Opinion: Iran: a second look

Bruce Walton

Bruce Walton

Bruce Walton is a sophomore news major and columnist for the Daily Kent Stater. Contact him at [email protected].

This column is a response to my previous one about the matter of Iran’s nuclear program. I was contacted and reminded that the views I had in my article were one-sided and distorted. I felt so humbled from my discussion that I had to write another column providing the other side of this topic. As I read more on the topic not just from well-known news sources but also lectures on the history of Iran and its nuclear program, I found that Iran deserves a second look.

First, I have to say that Iran’s nuclear program was promised to it half a century ago by the United States. In 1957, President Eisenhower’s program to find peaceful uses for nuclear energy found one of its interests in Iran. At the time, Iran was an ally to the U.S. in the Middle East. But now, here we are in 2012 sanctioning off as much as we can to prevent Iran from getting any more development in nuclear technology. How did we get here, and why is this brief history lesson important? From Iran being a good friend to a reluctant nemesis, it was mostly because of a change of heart.

When Iran turned on its head and denounced its westernization, the United States got wise and began to turn on Iran. This was because of the Iranian Revolution in 1979 that changed the regime of Iran’s government and, most importantly, its foreign policy. On one hand, I can see why the U.S. turned away when Iran was under new management, but you can’t just try to take it over for the money and control of the area’s resources. Iran, now having America as an enemy in multiple wars with the new regime since the revolution, has made America greatly regret its nuclear program there. And although there are no take-backs in nuclear programs, the U.S. has been giving out sanctions on Iran’s nuclear program to stop progress as much as possible.

Israeli Prime Minister Benjamin Netanyahu said with just a bit more time, Iran could develop nuclear weapons with its program. This, however, doesn’t mean Iran will. Iran’s inner organizations may be a bit extreme, but its government doesn’t show any signs of nuclear aggression. Israel may be right about its potential, but the Iranian government doesn’t want to start a war right now. Terrorists might want to use such nuclear technology, but it’s a good thing they don’t have any say in the government.

All in all, Iran had the program first, and even though it may have the potential of nuclear weapons, it mostly just wants power to keep Iran afloat in the world and using its resources accordingly.
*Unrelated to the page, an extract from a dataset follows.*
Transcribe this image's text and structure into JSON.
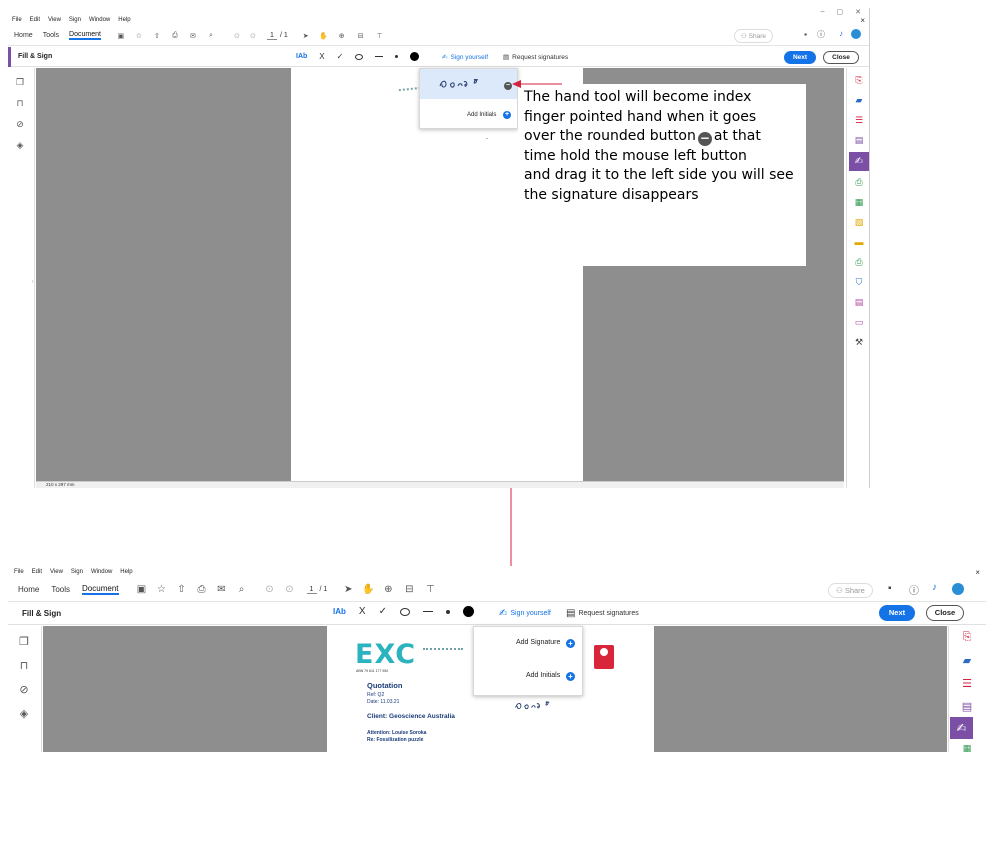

But still, given those points, my opinion still stands that Iran should not develop nuclear weapons. Not because it is an enemy or that it doesn’t have a history of recent violence towards its neighbors — because we need to stop trying to have more countries level the playing field in this nuclear arms race. It is unfair for the countries that are already developed to keep their weapons, but it does not help to add on to the mayhem.